Elle plongea la main dans le feu et en retira, aux dépens de ses doigts, quelques fragments à demi-calcinés.

— Très bien… et j’en aurai aussi quelques-unes à montrer à papa ! répliquai-je en repoussant le reste dans le paquet, et je me dirigeai vers la porte.

Elle jeta les morceaux noircis dans les flammes et me fit signe d’achever le sacrifice, ce qui eut lieu. Je secouai ensuite les cendres et les enfouis sous une pelletée de charbons.
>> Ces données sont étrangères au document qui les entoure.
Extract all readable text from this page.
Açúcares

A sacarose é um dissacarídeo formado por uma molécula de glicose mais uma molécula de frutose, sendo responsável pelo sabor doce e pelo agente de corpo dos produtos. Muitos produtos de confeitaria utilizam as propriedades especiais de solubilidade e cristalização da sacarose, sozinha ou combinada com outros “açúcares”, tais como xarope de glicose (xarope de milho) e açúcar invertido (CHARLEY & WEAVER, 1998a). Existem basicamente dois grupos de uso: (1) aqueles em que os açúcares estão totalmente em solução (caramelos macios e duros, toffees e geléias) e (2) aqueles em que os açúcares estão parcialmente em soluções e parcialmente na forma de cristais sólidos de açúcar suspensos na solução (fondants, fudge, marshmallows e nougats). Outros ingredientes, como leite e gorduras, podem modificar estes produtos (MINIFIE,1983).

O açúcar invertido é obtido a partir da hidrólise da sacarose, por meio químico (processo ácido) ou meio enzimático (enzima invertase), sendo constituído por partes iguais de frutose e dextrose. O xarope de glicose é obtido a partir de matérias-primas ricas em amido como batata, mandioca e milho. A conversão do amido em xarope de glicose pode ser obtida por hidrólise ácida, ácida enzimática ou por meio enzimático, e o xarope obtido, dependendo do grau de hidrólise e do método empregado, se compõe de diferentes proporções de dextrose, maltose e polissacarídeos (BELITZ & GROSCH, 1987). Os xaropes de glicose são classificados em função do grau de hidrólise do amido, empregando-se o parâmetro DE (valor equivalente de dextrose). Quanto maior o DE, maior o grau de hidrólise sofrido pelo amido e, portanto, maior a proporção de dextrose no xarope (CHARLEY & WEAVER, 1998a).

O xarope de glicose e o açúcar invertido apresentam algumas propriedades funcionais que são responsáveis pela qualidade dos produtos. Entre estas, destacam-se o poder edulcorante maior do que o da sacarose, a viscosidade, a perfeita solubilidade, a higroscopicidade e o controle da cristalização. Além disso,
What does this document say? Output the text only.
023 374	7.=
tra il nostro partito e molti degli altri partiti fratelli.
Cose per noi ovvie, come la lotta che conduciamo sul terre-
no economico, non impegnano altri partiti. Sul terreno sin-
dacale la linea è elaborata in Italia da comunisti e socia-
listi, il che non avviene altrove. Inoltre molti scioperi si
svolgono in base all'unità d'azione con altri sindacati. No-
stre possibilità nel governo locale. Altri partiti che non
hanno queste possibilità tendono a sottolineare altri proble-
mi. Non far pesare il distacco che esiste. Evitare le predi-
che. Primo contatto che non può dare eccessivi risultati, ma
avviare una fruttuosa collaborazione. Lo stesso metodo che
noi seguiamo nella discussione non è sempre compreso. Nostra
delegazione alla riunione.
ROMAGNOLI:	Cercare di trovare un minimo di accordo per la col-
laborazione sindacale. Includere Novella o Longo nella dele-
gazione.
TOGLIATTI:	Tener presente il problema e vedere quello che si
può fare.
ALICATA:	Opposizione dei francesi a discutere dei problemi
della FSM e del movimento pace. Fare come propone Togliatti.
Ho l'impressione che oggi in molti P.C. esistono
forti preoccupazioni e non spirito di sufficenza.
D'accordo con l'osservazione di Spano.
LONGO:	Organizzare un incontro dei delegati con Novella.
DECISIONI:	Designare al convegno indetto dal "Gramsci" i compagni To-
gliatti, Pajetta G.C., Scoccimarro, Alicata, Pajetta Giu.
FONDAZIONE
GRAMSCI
Quant à elle, sans dire un mot, et avec le sentiment d’avoir été profondément offensée, elle se retira dans sa chambre. Je descendis pour annoncer à mon maître que le malaise de ma jeune maîtresse était presque dissipé, mais que je jugeais qu’il valait mieux qu’elle restât allongée un moment. Elle ne voulut pas dîner, mais elle reparut pour le thé, pâle, les yeux rouges, et parfaitement résignée en apparence. Le lendemain matin, je répondis à la lettre par un bout de papier où j’avais écrit : « Master Heathcliff est prié de ne plus adresser de billets à Miss Linton, car elle ne les recevra pas ». Et désormais le petit garçon arriva les poches vides.